A Scientist Explores the Afterlife

by David Darling

Pub Date: March 1st, 1995
ISBN: 0-679-41845-8
Publisher: Villard

One scientist's hopeful meditations on the possibility of a consciousness beyond death. In the Western world, science has largely replaced religion as the means to explain the universe. In this environment, death has become ever more terrifying as rationalists dismiss as naive the idea of a blissful heaven: When the brain dies, that's it. Physicist/astronomer Darling (Equations of Eternity, 1993, etc.) seeks to renew the hope for an eternal soul—to put the ghost back in the machine—without losing an audience of rational, science-minded thinkers. Starting anthropologically, he leads us from the dawn of self-consciousness through the evolution of the self and the concept of that self somehow surviving the death of the body. But, says Darling, ``I,'' the individual who exists in linear time, is a grand illusion, a ``chimera of the brain.'' Individual consciousness is a tiny sliver of the space-time continuum; in fact, the brain is not the source of consciousness but merely a regulator, a processor of consciousness, as lungs process air and stomachs digest food.
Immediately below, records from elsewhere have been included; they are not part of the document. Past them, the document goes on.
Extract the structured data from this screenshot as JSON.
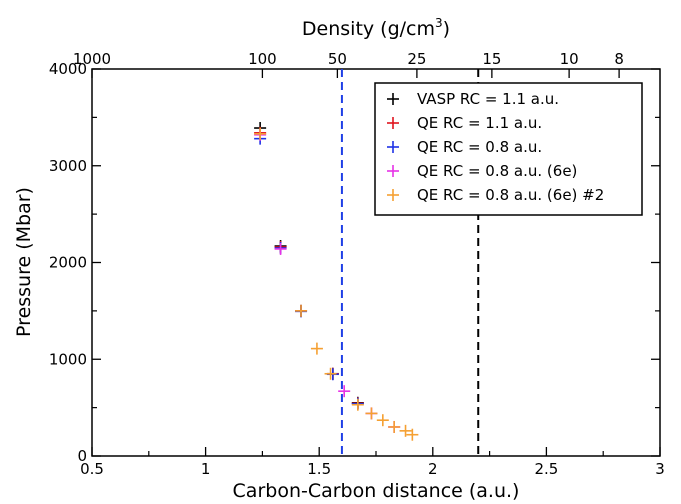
{
  "chart_data": {
    "type": "scatter",
    "xlabel": "Carbon-Carbon distance (a.u.)",
    "ylabel": "Pressure (Mbar)",
    "top_axis_label_main": "Density (g/cm",
    "top_axis_label_sup": "3",
    "top_axis_label_close": ")",
    "xlim": [
      0.5,
      3
    ],
    "ylim": [
      0,
      4000
    ],
    "x_ticks": [
      "0.5",
      "1",
      "1.5",
      "2",
      "2.5",
      "3"
    ],
    "y_ticks": [
      "0",
      "1000",
      "2000",
      "3000",
      "4000"
    ],
    "top_ticks": [
      {
        "label": "1000",
        "x": 0.5
      },
      {
        "label": "100",
        "x": 1.25
      },
      {
        "label": "50",
        "x": 1.58
      },
      {
        "label": "25",
        "x": 1.93
      },
      {
        "label": "15",
        "x": 2.26
      },
      {
        "label": "10",
        "x": 2.6
      },
      {
        "label": "8",
        "x": 2.82
      }
    ],
    "vlines": [
      {
        "x": 1.6,
        "color": "#1f3fe6"
      },
      {
        "x": 2.2,
        "color": "#000000"
      }
    ],
    "legend_position": "top-right",
    "series": [
      {
        "name": "VASP RC = 1.1 a.u.",
        "color": "#000000",
        "x": [
          1.24,
          1.33,
          1.42,
          1.56,
          1.67
        ],
        "y": [
          3390,
          2170,
          1500,
          850,
          550
        ]
      },
      {
        "name": "QE RC = 1.1 a.u.",
        "color": "#e0141e",
        "x": [
          1.24,
          1.33,
          1.42,
          1.56,
          1.67
        ],
        "y": [
          3340,
          2160,
          1500,
          850,
          545
        ]
      },
      {
        "name": "QE RC = 0.8 a.u.",
        "color": "#1e32e6",
        "x": [
          1.24,
          1.33,
          1.42,
          1.56,
          1.67
        ],
        "y": [
          3280,
          2150,
          1495,
          845,
          540
        ]
      },
      {
        "name": "QE RC = 0.8 a.u. (6e)",
        "color": "#e632e6",
        "x": [
          1.24,
          1.33,
          1.61,
          1.73,
          1.83
        ],
        "y": [
          3320,
          2140,
          670,
          440,
          300
        ]
      },
      {
        "name": "QE RC = 0.8 a.u. (6e) #2",
        "color": "#f5a032",
        "x": [
          1.24,
          1.42,
          1.49,
          1.55,
          1.67,
          1.73,
          1.78,
          1.83,
          1.88,
          1.91
        ],
        "y": [
          3330,
          1500,
          1110,
          850,
          530,
          440,
          370,
          300,
          260,
          220
        ]
      }
    ]
  }
}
Our brains make each of us unique, he contends, but they severely restrict the way we experience reality. Darling describes a universal consciousness, ``an integral, irreducible part of reality,'' that exists outside the confines of the human mind. It is to this larger consciousness that we shall return when the body dies and self and time are stripped away. A joyful preview of this transcendent oneness has been granted, according to Darling, to those who have mastered Eastern meditation techniques and those who have had near-death experiences. When we learn to set aside our limiting selves, death will lose its terror. Darling's ideas are comforting, but hardly definitive, and certainly not original. He coats standard, trickle-down mysticism with pseudo-scientific terms, hoping to make it easier for Western skeptics to swallow.